De procureur des Konings bepaalt op welke wijze en binnen welke termijn de betaling geschiedt. Die termijn is ten minste twee weken en ten hoogste drie maanden; deze laatste termijn kan op zes maanden worden gebracht voor een wanbedrijf wanneer bijzondere omstandigheden het wettigen.
De in het eerste lid bedoelde geldsom mag niet meer bedragen dan het maximum van de in de wet voorziene geldboete, verhoogd met de opdeciemen, noch minder bedragen dan tien euro verhoogd met de opdeciemen. Voor de inbreuken bedoeld in het Sociaal Strafwetboek mag de geldsom voorzien in het eerste lid niet lager zijn dan 40 % van de minimabedragen van de administratieve geldboete, in voorkomend geval vermenigvuldigd met het aantal betrokken werknemers, kandidaat werknemers, zelfstandigen, stagiairs, zelfstandige stagiairs of kinderen.

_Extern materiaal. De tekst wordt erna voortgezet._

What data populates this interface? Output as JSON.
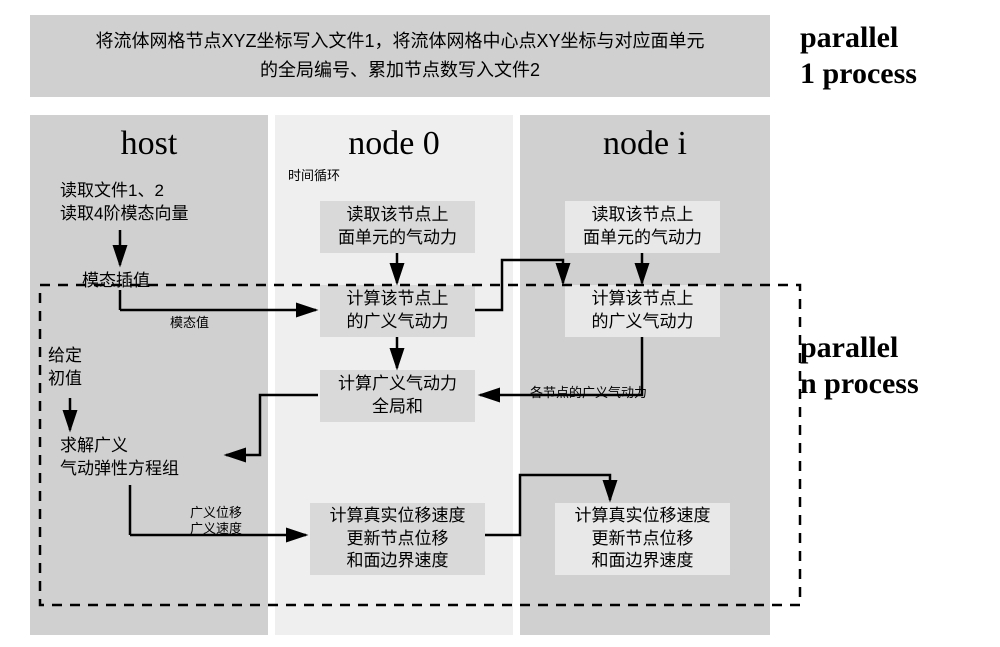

Wanneer het misdrijf kosten van analyse of van deskundig onderzoek heeft veroorzaakt, kan de bepaalde geldsom worden verhoogd met het bedrag van die kosten of met een gedeelte ervan; het gedeelte van de som dat gestort is om die kosten te dekken, wordt toegewezen aan de instelling waaraan of aan de persoon aan wie ze verschuldigd zijn.

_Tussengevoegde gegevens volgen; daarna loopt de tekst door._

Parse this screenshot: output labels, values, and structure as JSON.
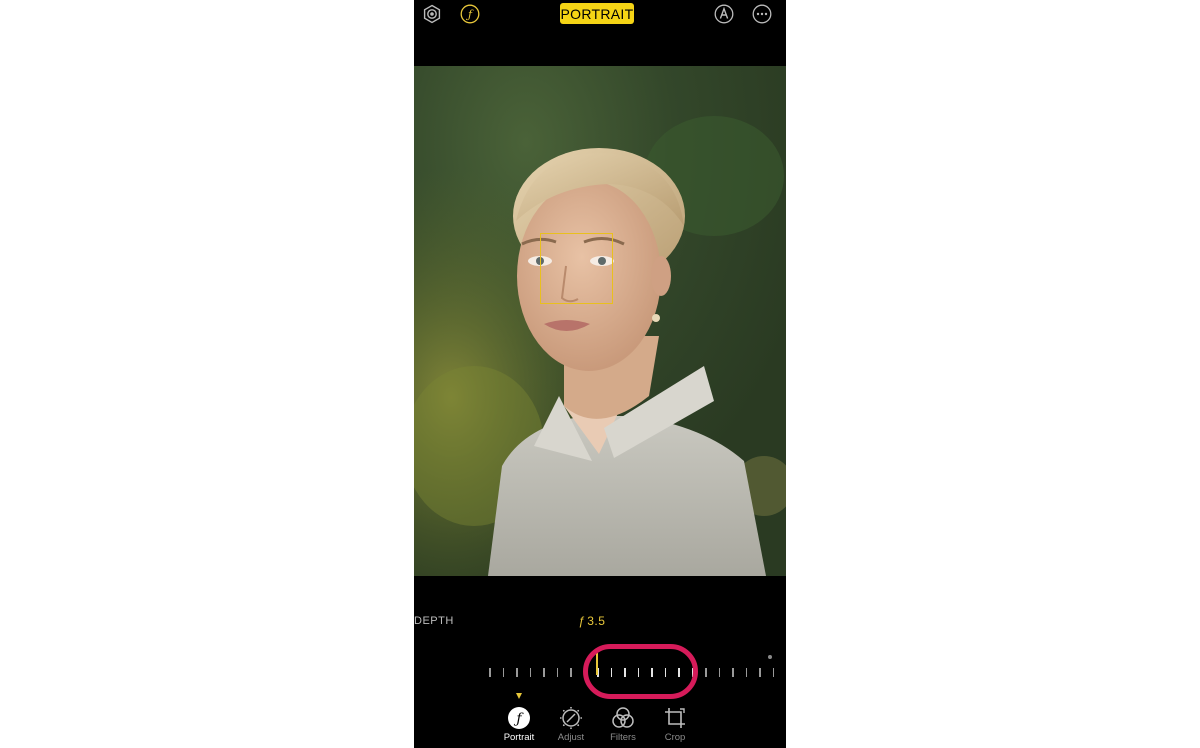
{
  "header": {
    "mode_badge": "PORTRAIT",
    "icons": [
      "live-photo-icon",
      "aperture-icon",
      "markup-icon",
      "more-icon"
    ],
    "accent_color": "#f5d415"
  },
  "depth_control": {
    "label": "DEPTH",
    "aperture_symbol": "ƒ",
    "aperture_value": "3.5",
    "highlight_color": "#d61b5a"
  },
  "tabs": [
    {
      "label": "Portrait",
      "icon": "aperture-icon",
      "active": true
    },
    {
      "label": "Adjust",
      "icon": "adjust-dial-icon",
      "active": false
    },
    {
      "label": "Filters",
      "icon": "filters-icon",
      "active": false
    },
    {
      "label": "Crop",
      "icon": "crop-icon",
      "active": false
    }
  ]
}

De procureur des Konings verzoekt de dader van het misdrijf waarop verbeurdverklaring staat, binnen een door hem bepaalde termijn afstand te doen van de in beslag genomen voorwerpen of, indien de voorwerpen niet in beslag genomen zijn, deze af te geven op de door hem bepaalde plaats.
Betaling, afstand en afgifte doen de strafvordering vervallen, mits zij binnen de bepaalde termijn plaatshebben.
De aangestelden van de administratie van de Belasting over de Toegevoegde Waarde en van de Registratie en Domeinen geven de procureur des Konings kennis van de verrichte storting.
§ 2. Het recht, in paragraaf 1 aan de procureur des Konings toegekend, kan niet worden uitgeoefend wanneer de zaak reeds bij de rechtbank aanhangig is gemaakt of wanneer van de onderzoeksrechter het instellen van een onderzoek is gevorderd.
§ 3. Het bij de eerste paragraaf bepaalde recht behoort ook, ten aanzien van dezelfde feiten, aan de arbeidsauditeur [...] en, ten aanzien van de personen bedoeld in de artikelen 479 en 483 van het Wetboek van strafvordering, aan de procureur-generaal bij het hof van beroep.
§ 4. De eventueel aan een ander veroorzaakte schade dient geheel vergoed te zijn vooraleer de minnelijke schikking kan worden voorgesteld. De minnelijke schikking kan evenwel ook worden voorgesteld op voorwaarde dat de dader in een geschrift zijn burgerlijke aansprakelijkheid voor het schadeverwekkende feit heeft erkend en hij het bewijs heeft geleverd van de vergoeding van het niet-betwiste gedeelte van de schade en de regeling ervan. In ieder geval kan het slachtoffer zijn rechten doen gelden voor de bevoegde rechtbank. In dat geval is het aanvaarden van de minnelijke schikking door de dader een onweerlegbaar vermoeden van fout.
§ 5. De verzoeken bedoeld in dit artikel worden gedaan bij een ter post aangetekende brief of door middel van een waarschuwing afgegeven door een agent van de openbare macht. »
Zakia KHATTABI. | |
Freya PIRYNS. |
(1) Masset A. en Forthomme M., « La transaction pénale de droit commun. La culture judiciaire belge garde-t-elle son âme ? », Justine, nr. 33, mei 2012, blz. 9 e.v.